Skip to content

Matching Algorithm

symtrace uses a 5-phase matching process to compare old and new code nodes. It starts with the most confident matches and works down to less certain ones.

Phase 1 -- Exact match
Both shape and content match:
Same location -> no change (skip)
Different location -> MOVE
Phase 2 -- Shape match
Same structure, different text:
Same name -> MODIFY
Only names changed -> RENAME
Otherwise -> MODIFY
Phase 3 -- Fuzzy match
Score remaining pairs by similarity:
Same kind + name -> MODIFY
High similarity (>=90%) -> RENAME
Moderate similarity -> MODIFY
Phase 4 -- Unmatched old nodes -> DELETE
Phase 5 -- Unmatched new nodes -> INSERT

If a code node has the same shape and content in both commits, it’s unchanged. If it appears at a different location, it was moved without being edited.

If the structure is the same but the text differs, something inside changed. symtrace checks whether just the name changed (a rename) or the body changed (a modify).

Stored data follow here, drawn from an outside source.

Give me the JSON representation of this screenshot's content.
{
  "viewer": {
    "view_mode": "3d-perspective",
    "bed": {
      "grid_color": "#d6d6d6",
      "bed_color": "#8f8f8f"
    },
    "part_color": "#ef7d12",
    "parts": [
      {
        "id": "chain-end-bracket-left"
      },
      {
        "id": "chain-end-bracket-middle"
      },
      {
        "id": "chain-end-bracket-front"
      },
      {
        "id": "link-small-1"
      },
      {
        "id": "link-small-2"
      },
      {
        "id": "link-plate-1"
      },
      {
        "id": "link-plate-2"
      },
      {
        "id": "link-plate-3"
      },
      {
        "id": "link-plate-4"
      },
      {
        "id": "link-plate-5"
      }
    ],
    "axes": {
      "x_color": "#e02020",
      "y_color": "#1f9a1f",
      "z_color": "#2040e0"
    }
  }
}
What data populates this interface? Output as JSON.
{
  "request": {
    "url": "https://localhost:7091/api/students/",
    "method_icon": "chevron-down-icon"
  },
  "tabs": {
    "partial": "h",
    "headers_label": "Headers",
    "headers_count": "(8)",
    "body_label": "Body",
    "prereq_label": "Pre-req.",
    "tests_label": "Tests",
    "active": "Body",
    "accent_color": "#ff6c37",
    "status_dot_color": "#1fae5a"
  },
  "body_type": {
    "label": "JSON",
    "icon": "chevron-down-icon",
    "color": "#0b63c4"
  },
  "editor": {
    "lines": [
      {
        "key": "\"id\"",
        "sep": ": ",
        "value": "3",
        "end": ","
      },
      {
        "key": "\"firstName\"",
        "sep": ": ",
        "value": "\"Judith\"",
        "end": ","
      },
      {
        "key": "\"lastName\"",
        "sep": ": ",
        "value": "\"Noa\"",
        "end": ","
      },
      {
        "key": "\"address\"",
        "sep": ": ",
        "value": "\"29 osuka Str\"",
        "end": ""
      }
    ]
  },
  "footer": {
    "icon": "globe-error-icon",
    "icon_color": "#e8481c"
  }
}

For remaining unmatched nodes, symtrace computes a similarity score based on structure, content, and complexity. Pairs above a threshold are matched as either rename or modify depending on what changed. See Similarity Scoring for how scores work.

Any old node without a match is a delete. Any new node without a match is an insert.

The algorithm always produces the same output for the same input, regardless of platform or run order.